Le Premier ministre polonais Donald Tusk estime que l’Europe ne doit pas compter sur les États-Unis si la Russie attaque


Principaux renseignements

  • Le Premier ministre polonais Donald Tusk remet en question l’engagement des États-Unis à défendre l’Europe dans le cadre de l’OTAN.
  • Pour garantir la sécurité face à une éventuelle agression russe, l’UE a besoin d’une clause de défense mutuelle renforcée.
  • Tusk plaide en faveur de mesures concrètes visant à construire une véritable unité et des capacités de défense communes au sein de l’Europe.

Le Premier ministre polonais, Donald Tusk, a publiquement remis en question l’engagement des États-Unis à défendre l’Europe en vertu de l’article 5 de l’OTAN en cas d’attaque russe. C’est ce qu’il déclare dans le Financial Times.

Défense européenne

Tusk estime que l’UE doit renforcer sa propre clause de défense mutuelle, l’article 42.7, afin d’assurer la sécurité du continent. Il a exprimé sa crainte que la Russie ne lance une offensive contre un membre de l’OTAN dans les mois à venir. Cette appréhension découle de la position incohérente du président Donald Trump sur la défense européenne et de ses menaces antérieures de retirer les États-Unis de l’OTAN.

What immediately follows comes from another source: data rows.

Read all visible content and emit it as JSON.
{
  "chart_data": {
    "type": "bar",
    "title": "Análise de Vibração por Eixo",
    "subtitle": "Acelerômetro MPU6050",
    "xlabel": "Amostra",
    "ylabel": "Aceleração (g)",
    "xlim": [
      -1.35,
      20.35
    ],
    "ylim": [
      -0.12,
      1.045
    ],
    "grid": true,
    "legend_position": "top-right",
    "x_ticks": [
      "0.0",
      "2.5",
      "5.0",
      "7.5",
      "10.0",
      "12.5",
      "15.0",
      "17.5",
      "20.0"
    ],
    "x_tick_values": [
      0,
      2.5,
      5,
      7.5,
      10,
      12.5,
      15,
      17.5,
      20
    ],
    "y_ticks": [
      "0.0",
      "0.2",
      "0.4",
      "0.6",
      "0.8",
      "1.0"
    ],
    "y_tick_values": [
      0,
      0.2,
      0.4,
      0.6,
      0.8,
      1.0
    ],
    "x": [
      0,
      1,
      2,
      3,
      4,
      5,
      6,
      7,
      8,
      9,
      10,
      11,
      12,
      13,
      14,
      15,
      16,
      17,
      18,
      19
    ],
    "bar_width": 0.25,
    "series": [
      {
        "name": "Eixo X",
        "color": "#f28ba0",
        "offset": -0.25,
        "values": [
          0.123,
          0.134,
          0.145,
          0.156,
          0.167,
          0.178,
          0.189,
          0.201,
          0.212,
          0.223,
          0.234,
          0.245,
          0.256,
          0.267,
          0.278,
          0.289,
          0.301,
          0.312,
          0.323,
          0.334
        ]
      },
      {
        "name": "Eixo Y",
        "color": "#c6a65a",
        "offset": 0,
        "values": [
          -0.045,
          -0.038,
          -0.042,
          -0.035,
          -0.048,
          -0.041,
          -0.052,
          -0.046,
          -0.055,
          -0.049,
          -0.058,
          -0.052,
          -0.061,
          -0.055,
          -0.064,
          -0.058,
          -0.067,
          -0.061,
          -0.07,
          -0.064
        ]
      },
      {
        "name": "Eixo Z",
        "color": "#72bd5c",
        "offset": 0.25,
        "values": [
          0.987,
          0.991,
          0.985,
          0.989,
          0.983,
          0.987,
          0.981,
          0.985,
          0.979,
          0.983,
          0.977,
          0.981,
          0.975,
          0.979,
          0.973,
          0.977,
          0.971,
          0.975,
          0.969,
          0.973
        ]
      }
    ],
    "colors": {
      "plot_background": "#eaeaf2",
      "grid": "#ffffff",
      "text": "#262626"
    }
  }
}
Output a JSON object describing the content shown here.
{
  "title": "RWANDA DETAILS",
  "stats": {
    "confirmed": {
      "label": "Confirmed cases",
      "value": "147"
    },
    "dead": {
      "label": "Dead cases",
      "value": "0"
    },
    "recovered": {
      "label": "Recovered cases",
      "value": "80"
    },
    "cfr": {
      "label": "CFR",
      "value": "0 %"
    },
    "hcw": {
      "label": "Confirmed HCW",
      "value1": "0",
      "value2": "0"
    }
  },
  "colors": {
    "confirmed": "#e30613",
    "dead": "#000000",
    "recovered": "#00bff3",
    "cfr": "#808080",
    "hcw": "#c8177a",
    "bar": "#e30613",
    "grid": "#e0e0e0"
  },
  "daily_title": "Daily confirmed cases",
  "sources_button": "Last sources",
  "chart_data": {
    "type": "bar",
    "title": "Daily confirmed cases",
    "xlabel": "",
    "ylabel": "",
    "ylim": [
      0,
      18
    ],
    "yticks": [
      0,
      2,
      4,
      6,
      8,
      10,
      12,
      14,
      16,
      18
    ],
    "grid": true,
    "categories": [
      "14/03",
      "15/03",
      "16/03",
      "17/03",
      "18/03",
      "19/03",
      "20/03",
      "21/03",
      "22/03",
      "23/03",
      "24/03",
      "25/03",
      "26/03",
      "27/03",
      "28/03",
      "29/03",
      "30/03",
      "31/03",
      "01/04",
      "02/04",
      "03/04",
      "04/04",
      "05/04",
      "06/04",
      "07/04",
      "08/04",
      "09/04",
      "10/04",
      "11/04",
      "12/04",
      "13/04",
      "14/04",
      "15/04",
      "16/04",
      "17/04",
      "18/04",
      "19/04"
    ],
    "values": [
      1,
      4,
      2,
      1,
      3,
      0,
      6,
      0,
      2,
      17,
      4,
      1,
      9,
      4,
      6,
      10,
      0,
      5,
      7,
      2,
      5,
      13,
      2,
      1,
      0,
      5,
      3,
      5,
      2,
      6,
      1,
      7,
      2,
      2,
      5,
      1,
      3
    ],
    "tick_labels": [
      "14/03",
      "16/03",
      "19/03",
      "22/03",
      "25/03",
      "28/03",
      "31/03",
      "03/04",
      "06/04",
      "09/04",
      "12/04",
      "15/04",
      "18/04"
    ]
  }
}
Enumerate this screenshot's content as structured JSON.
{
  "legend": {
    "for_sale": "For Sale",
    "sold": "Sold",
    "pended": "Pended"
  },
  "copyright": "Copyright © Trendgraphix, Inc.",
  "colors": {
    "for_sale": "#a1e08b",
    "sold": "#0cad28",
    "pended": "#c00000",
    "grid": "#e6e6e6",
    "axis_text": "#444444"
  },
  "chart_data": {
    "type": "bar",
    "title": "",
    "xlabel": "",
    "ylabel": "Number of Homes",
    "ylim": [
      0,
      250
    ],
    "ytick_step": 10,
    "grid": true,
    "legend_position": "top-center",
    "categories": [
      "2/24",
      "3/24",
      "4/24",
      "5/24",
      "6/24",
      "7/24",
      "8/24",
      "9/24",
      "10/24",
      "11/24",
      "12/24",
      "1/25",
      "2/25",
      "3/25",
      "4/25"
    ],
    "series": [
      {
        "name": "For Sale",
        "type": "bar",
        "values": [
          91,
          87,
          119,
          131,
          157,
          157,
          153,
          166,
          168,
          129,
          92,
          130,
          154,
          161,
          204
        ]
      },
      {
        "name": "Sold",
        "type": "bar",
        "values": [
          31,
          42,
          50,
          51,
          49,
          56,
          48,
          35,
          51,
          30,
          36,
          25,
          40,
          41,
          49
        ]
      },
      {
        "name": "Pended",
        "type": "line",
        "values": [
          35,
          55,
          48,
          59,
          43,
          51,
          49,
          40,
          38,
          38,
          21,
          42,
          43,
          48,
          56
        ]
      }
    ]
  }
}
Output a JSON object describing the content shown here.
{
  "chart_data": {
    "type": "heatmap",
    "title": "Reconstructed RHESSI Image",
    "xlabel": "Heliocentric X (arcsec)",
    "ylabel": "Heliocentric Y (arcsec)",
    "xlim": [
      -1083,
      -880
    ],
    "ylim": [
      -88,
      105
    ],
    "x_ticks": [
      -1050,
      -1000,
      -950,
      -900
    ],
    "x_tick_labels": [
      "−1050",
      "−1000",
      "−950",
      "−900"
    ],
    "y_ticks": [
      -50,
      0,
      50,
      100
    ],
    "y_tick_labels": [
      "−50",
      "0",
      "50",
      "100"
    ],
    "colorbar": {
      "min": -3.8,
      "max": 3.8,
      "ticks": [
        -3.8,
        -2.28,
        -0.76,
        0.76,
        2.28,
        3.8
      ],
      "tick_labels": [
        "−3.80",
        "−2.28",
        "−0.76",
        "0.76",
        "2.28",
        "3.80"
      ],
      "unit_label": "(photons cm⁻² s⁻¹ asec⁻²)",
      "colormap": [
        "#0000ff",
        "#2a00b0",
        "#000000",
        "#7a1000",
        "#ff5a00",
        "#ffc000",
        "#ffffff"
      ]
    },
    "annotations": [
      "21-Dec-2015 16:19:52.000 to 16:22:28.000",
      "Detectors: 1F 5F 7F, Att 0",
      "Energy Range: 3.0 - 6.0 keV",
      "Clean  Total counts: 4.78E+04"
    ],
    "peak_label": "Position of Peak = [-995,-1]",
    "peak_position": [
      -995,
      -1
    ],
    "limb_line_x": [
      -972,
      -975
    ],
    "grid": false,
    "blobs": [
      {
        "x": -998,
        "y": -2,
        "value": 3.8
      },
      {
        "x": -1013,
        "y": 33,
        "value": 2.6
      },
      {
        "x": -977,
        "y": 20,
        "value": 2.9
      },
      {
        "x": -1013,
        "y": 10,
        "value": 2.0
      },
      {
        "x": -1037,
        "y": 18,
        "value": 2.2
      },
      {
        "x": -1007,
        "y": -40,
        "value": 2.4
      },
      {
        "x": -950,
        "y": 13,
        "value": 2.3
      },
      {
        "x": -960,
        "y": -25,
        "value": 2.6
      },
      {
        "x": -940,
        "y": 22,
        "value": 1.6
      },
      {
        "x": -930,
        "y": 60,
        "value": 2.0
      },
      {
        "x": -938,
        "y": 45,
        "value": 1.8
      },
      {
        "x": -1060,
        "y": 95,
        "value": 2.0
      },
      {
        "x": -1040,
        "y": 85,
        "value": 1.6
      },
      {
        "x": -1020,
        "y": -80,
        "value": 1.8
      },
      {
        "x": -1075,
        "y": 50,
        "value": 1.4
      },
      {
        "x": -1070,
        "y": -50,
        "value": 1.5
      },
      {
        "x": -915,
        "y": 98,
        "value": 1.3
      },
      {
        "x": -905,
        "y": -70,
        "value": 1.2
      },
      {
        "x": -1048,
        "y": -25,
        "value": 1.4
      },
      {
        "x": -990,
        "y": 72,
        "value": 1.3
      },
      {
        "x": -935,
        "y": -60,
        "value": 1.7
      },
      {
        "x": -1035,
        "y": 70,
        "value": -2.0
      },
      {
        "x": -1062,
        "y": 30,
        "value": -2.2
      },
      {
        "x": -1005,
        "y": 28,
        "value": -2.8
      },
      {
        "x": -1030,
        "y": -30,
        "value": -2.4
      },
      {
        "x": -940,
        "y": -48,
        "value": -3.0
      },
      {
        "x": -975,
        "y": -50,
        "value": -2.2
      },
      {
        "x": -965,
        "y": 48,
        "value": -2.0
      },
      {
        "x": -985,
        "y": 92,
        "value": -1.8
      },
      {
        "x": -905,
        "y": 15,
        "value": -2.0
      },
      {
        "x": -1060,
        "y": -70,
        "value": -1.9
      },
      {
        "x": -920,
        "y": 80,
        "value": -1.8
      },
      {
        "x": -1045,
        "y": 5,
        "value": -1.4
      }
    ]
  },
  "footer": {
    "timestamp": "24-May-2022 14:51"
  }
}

Tusk a souligné que, bien que la Pologne reste un fervent défenseur de l’OTAN et de l’alliance transatlantique, des garanties concrètes sont essentielles. Il a évoqué l’incident de l’année dernière au cours duquel des drones russes ont violé l’espace aérien polonais, soulignant la réticence de certains alliés de l’OTAN à reconnaître qu’il s’agissait d’une attaque. Cette expérience a semé le doute quant à la volonté collective de répondre efficacement à une agression russe.

Discussions lors du sommet de l’UE

Les commentaires de Tusk interviennent alors que des discussions sont en cours lors d’un sommet de l’UE à Chypre concernant le renforcement de l’article 42.7. L’UE a pris des mesures en faveur d’une plus grande autonomie en matière de défense, notamment en finançant des achats d’armes et en coordonnant la production d’armement. Cependant, de nombreux pays restent réticents à poursuivre des initiatives qui pourraient affaiblir l’OTAN ou remettre en cause l’engagement des États-Unis envers la sécurité de l’Europe.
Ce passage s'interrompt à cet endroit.